Azeris set to double defense spending

BAKU, Azerbaijan, Oct. 13 (UPI) -- Oil-rich Azerbaijan hopes to nearly double its defense spending to $3.1 billion next year to boost its military capabilities, senior officials said.

Azeri Finance Minister Samir Sharifov said the plans would increase the defense budget by 89.7 percent, explaining that roughly half of the amount would be spent directly on the purchase of state of the art military hardware while the rest would involve funding of special projects. He didn't elaborate.


"Defense spending in 2011 will account for 19.7 percent compared with 10.7 percent in 2010, so the share of defense spending in the budget will almost double," he told lawmakers considering next year's draft budget.

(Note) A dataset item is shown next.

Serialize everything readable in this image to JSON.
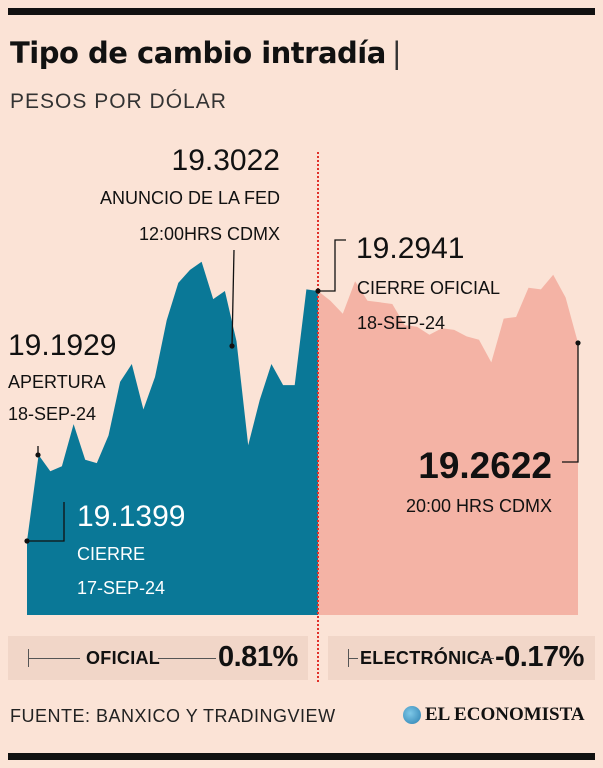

His remarks came as Azerbaijan continues to be embroiled in a conflict with Armenia over the rebel region of Nagorno-Karabakh and energy exports. A former Soviet republic, Azerbaijan had already nearly doubled defense spending in the previous two years to sustain its fight in the long-simmering conflict over Nagorno-Karabakh, which the country's President Ilham Aliyev has vowed to win back.

Ethnic Armenian separatists backed by Yerevan seized control of the region during a war in the 1990s. An estimated 30,000 were left dead and 1 million displaced after a ceasefire in 1994. A peace accord though has never been signed and the region remains outside Azerbaijani control.


Last month, the Azeri government approved a 2011 budget forecasting a growth of 3.8 percent, the country's slowest economic growth in a decade. The slump stems in the drop in oil prices.

It remains unclear what hardware the Azeris are eyeing and from which countries.

Ending an official visit to Azerbaijan, Iranian Defense Minister Ahmad Vahidi said Tehran was willing to help Azerbaijan bolster its military capabilities.

He didn't elaborate but said the two countries were planning military war games in the Caspian Sea. By some accounts, Iran is bolstering its military ties with Caspian states in a bid to fortress its frontier from a potential attack.

Analysts have indicated Tehran's interest in using the Gabala radar station which Azerbaijan already leases to Russia.

"Iran is concerned that U.S. soldiers could come to the region and create a threat to Iran," military expert Uzeyir Cafarov was quoted telling Radio Free Europe. "Azerbaijan however, has its own interests and the final decision will become known early next year."